La non-exigence de la conformité à la protection des données personnelles entraîne la non-captation des revenus des sanctions. Les sanctions au titre des violations des règles de protection des données ne sont possibles que parce qu’il y a des législations qui les infligent et qui disposent de mécanismes pour les recouvrer. Par conséquent, une législation prônant la conformité à la protection des données personnelles ne produit pas de revenus financiers au titre de sanctions. La non-conformité entraîne aussi la perte des retombées économiques et financières, notamment fiscales pour les budgets de l’Etat. Les administrations, les organisations et les entreprises, quant à elles, perdent aussi des rentrées financières que pourraient générer la création ou le développement d’autres services ou produits, d’autres organisations, d’autres professions et d’autres compétences nécessaires à la mise en œuvre et au maintien de la conformité à la protection des données personnelles.

 

  1. La conformité à la protection des données personnelles et la question de sécurité et défense nationales

 

Bien qu’il y ait un antagonisme naturel entre la protection transparente de la vie privée et la surveillance secrète pour des besoins de sécurité et de défense nationales, il est clair qu’une protection robuste des données personnelles est aussi un pilier stratégique de la sécurité et de la défense nationales, au regard d’au moins trois aspects.

 

  1. La protection contre l’espionnage et le sabotage

​Dans le monde hyper-connecté actuel, les données sont les nouvelles munitions, encore plus si elles se retrouvent entre les mains de personnes malveillantes à l’intérieur et surtout à l’étranger, notamment dans des cas de suivi des comportements.

 

  • Les cas de risque de chantage sur les agents de l’Etat et de sécurité ou défense nationale

 

Si les données personnelles des citoyens, des militaires ou des décideurs sont mal protégées, elles deviennent des cibles faciles pour des forces malveillantes.
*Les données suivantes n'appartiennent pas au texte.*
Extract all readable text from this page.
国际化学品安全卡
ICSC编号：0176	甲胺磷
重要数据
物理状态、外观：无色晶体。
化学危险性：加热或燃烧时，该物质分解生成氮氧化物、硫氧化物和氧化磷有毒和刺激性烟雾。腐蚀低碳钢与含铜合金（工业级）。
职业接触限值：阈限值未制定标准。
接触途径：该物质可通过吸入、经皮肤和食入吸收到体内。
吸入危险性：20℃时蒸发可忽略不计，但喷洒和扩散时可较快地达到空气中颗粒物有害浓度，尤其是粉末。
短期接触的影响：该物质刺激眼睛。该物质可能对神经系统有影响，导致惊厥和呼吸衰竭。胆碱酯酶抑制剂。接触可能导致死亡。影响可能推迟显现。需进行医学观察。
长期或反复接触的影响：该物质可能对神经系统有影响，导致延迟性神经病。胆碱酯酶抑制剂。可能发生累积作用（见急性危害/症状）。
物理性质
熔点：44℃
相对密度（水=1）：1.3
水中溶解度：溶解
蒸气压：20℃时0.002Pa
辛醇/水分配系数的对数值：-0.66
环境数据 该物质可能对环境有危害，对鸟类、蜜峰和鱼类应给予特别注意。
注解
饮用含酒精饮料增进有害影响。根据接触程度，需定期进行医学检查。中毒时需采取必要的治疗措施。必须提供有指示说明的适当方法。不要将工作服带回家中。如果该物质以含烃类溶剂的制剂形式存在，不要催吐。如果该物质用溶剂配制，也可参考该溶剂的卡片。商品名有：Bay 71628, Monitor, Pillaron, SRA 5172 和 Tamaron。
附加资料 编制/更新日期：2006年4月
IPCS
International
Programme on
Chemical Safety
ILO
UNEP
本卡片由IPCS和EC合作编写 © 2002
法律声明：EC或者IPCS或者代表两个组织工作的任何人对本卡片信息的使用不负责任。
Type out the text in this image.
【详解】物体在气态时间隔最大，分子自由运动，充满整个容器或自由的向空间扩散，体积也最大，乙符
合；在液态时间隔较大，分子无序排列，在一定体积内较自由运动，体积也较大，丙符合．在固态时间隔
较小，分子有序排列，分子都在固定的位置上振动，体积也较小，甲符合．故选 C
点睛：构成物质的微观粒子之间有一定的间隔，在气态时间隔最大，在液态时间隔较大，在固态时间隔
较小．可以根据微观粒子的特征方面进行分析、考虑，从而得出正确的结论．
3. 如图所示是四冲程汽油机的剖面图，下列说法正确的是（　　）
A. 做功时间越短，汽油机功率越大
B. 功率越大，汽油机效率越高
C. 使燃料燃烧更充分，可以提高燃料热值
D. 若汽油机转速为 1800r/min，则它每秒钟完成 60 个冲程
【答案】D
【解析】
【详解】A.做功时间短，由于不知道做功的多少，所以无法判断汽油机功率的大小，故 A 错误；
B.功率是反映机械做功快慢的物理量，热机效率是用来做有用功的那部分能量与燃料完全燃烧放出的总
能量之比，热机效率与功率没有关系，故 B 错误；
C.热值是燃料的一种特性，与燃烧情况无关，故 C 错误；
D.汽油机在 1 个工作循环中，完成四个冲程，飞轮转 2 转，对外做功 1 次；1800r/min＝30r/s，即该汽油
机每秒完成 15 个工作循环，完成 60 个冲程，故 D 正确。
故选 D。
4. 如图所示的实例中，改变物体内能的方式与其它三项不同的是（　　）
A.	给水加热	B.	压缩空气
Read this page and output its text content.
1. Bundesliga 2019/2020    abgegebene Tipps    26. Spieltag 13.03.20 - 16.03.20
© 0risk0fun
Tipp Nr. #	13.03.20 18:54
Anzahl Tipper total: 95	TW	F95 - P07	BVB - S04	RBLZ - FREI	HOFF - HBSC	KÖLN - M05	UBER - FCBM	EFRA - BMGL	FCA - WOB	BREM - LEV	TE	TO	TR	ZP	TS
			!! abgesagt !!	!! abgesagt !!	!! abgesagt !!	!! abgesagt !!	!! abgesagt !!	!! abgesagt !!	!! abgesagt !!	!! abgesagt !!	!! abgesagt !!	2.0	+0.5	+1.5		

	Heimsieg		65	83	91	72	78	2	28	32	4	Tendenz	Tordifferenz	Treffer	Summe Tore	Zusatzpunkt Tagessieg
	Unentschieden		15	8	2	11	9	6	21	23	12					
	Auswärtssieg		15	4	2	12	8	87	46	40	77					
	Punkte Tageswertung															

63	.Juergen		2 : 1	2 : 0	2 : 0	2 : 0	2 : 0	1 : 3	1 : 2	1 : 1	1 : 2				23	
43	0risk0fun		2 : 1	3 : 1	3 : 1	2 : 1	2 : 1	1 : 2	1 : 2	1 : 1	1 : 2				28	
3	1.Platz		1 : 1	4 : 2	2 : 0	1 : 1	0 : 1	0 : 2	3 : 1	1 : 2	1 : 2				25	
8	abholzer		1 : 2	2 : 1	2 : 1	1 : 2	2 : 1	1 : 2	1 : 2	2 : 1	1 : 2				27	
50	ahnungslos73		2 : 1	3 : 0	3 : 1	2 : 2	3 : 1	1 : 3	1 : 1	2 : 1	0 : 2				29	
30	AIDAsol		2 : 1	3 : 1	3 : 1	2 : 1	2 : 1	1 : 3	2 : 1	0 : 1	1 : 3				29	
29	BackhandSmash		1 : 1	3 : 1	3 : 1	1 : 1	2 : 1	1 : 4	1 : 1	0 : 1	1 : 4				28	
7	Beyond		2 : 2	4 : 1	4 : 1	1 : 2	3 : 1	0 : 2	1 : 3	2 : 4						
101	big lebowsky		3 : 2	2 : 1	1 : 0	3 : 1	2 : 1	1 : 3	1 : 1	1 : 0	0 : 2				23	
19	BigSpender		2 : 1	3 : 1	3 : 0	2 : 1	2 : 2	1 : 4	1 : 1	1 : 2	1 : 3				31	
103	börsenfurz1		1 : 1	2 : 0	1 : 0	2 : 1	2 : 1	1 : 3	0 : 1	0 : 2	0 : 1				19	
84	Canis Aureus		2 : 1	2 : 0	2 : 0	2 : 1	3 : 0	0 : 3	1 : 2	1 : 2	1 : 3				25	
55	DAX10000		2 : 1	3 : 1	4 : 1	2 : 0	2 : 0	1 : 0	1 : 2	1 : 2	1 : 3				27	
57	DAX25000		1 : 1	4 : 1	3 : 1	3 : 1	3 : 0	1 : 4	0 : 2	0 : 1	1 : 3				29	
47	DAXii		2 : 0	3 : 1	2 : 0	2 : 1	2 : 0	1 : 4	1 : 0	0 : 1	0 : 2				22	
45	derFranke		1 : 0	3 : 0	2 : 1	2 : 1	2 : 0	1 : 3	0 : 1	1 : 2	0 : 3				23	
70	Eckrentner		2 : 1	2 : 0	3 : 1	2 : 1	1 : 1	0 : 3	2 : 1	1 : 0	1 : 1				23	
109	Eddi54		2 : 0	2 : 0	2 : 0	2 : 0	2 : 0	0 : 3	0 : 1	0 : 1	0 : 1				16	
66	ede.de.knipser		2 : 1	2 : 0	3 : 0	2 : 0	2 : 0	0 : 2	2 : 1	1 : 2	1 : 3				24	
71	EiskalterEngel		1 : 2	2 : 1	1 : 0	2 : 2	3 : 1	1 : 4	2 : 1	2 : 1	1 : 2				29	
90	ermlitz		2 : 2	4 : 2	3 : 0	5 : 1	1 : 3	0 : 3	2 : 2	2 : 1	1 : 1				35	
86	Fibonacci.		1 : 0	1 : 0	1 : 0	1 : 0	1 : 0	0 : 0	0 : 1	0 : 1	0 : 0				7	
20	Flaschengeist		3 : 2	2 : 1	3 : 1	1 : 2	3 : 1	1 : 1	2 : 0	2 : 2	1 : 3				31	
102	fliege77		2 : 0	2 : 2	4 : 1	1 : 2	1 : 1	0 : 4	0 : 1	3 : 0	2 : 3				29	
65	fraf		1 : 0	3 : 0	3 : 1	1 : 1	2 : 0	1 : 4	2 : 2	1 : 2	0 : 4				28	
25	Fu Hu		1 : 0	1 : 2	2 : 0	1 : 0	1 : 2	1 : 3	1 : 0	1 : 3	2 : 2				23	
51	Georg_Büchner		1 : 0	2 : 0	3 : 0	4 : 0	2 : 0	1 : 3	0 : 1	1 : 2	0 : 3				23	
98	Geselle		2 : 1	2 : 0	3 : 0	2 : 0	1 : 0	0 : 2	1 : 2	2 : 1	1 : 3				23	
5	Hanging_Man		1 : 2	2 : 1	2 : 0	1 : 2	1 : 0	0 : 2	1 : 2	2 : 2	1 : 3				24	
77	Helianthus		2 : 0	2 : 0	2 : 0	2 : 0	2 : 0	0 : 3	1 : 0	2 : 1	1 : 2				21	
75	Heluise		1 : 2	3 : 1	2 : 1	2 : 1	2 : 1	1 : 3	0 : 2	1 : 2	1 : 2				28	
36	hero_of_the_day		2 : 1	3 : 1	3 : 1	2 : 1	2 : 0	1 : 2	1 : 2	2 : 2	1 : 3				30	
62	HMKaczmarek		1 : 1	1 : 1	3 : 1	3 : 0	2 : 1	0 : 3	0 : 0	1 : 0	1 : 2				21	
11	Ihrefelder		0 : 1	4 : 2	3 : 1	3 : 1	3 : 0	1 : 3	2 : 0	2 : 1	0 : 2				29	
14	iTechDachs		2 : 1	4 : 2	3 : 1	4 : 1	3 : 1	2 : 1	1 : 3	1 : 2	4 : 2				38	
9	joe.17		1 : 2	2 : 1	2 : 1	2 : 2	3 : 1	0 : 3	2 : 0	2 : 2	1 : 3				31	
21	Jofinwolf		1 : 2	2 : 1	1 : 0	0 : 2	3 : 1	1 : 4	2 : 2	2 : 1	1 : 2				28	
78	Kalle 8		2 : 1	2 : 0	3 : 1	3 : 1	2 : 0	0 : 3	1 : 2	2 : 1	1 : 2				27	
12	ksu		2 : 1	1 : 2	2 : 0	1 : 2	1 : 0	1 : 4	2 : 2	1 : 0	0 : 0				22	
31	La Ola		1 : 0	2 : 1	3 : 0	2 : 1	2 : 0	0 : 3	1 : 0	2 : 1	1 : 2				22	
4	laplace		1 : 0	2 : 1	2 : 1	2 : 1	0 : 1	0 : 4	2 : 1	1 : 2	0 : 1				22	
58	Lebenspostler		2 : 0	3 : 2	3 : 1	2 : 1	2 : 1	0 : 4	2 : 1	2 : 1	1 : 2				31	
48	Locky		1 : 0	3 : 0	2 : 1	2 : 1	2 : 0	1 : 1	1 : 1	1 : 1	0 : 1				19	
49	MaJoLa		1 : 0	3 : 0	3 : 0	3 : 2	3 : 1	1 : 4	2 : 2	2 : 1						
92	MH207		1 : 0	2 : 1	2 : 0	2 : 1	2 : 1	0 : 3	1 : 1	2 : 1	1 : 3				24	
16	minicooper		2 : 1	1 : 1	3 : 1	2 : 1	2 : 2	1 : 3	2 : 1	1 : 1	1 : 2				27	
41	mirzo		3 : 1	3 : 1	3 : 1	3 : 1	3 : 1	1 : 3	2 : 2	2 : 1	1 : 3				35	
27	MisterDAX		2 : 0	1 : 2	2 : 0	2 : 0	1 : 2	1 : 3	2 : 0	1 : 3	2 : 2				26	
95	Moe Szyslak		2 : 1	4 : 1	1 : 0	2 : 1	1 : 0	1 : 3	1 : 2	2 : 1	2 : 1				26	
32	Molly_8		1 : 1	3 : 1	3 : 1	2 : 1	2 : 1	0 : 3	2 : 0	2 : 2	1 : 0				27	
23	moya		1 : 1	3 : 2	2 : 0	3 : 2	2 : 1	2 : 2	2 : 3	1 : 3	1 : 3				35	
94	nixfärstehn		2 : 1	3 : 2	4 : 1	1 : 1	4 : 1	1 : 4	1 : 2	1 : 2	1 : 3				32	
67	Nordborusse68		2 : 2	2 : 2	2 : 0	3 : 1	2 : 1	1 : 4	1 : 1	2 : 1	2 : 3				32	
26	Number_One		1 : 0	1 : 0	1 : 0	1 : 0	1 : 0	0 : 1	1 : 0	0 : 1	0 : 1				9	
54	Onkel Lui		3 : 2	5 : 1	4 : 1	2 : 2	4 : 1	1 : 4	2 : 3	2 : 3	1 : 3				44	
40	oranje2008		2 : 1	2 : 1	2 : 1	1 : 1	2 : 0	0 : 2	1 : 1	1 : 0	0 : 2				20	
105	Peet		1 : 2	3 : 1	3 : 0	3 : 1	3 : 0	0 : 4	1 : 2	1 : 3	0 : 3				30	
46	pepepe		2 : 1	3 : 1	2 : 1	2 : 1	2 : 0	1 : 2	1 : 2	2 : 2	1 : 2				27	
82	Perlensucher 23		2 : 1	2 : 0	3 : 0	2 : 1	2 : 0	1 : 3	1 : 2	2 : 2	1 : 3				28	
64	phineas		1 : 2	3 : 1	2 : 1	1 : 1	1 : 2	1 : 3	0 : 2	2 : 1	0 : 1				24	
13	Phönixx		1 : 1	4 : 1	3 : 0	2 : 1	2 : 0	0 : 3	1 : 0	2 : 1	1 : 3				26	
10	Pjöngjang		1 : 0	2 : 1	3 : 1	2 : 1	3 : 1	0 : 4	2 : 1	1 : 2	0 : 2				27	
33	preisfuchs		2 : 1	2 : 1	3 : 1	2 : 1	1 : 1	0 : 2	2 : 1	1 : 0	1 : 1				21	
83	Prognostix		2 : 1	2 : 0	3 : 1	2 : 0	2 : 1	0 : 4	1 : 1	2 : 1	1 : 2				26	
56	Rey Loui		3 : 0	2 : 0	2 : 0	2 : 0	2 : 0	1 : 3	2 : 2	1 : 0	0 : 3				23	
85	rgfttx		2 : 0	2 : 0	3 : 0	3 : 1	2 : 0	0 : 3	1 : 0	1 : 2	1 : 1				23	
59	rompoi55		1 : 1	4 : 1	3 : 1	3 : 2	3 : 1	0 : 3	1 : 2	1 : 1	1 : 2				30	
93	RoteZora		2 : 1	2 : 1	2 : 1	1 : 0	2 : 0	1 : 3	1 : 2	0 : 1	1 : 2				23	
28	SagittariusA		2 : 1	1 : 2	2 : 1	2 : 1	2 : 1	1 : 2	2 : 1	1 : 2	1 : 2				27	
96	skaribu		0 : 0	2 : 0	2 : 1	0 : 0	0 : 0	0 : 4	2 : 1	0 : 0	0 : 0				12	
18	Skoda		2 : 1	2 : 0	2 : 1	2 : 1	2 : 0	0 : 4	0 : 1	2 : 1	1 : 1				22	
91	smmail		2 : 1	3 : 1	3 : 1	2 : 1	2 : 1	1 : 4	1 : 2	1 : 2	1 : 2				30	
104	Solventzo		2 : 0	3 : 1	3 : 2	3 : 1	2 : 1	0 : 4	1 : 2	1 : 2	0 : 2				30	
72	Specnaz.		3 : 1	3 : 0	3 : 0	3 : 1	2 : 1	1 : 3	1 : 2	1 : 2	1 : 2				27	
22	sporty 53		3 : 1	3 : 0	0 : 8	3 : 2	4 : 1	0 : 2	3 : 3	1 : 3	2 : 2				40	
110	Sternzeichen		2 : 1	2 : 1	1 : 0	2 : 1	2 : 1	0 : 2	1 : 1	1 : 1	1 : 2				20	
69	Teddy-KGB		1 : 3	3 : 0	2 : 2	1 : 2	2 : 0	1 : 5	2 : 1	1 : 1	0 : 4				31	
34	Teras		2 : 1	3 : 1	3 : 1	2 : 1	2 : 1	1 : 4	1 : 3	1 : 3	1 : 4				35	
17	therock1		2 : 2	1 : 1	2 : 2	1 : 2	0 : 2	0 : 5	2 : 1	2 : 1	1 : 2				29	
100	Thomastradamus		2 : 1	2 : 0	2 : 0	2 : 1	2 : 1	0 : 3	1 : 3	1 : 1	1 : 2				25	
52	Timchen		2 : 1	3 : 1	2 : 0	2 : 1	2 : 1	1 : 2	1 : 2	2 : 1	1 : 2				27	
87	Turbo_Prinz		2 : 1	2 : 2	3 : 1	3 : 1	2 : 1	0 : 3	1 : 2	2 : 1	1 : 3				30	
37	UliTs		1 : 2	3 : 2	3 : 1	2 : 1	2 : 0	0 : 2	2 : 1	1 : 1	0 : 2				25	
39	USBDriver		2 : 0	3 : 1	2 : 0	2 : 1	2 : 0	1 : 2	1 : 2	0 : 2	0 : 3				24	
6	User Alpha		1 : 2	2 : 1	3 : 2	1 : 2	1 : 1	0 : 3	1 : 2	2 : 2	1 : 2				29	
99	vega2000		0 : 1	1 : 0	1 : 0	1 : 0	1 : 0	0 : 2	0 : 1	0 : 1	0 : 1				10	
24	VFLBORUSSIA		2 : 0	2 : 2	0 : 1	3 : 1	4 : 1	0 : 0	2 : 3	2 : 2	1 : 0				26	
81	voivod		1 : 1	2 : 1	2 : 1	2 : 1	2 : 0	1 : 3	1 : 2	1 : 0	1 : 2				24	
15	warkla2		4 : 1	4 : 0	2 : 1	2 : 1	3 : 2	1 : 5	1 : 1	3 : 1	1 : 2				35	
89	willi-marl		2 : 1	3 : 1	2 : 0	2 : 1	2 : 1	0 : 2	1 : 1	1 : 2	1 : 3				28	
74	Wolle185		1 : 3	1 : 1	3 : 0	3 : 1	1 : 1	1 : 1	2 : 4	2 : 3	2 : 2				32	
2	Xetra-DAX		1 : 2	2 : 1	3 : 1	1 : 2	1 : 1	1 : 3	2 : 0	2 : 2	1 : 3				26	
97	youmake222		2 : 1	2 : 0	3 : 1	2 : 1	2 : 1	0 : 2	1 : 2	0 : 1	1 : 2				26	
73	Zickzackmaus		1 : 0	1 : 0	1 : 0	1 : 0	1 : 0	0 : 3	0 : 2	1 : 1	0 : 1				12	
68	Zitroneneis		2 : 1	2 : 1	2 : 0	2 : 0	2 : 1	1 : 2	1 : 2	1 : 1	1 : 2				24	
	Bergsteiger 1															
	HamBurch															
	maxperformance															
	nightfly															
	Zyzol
Il est donc question de se prémunir contre les fuites des données de santé ou financières des agents de l’Etat, agents de la sécurité ou de la défense nationales, lesquelles fuites peuvent servir à compromettre et fragiliser des agents de l’État ou des forces de sécurité et de défense, et partant fragiliser la sécurité et la défense nationales.

 

  • Les cas de risque sur la sécurité sur les infrastructures

​La protection des données personnelles est aussi utile pour la sécurité des infrastructures stratégiques. En protégeant les identités et les accès, l’on peut empêcher des infiltrations dans les réseaux sensibles des infrastructures de production, stockage et de distribution d’énergie, transport et défense.

 

  1. La lutte contre l’influence et la désinformation

La protection des données personnelles est aussi un moyen de limitation du micro-ciblage. Parce que dans l’impossibilité d’accéder massivement aux données personnelles des citoyens, il est beaucoup plus difficile de manipuler l’opinion par l’influence et la désinformation ou d’attiser des tensions internes, par centres d’intérêts ou objectifs des populations au moyen de campagnes de désinformation personnalisées ou groupées, sur la base des fragilités sociales identifiées.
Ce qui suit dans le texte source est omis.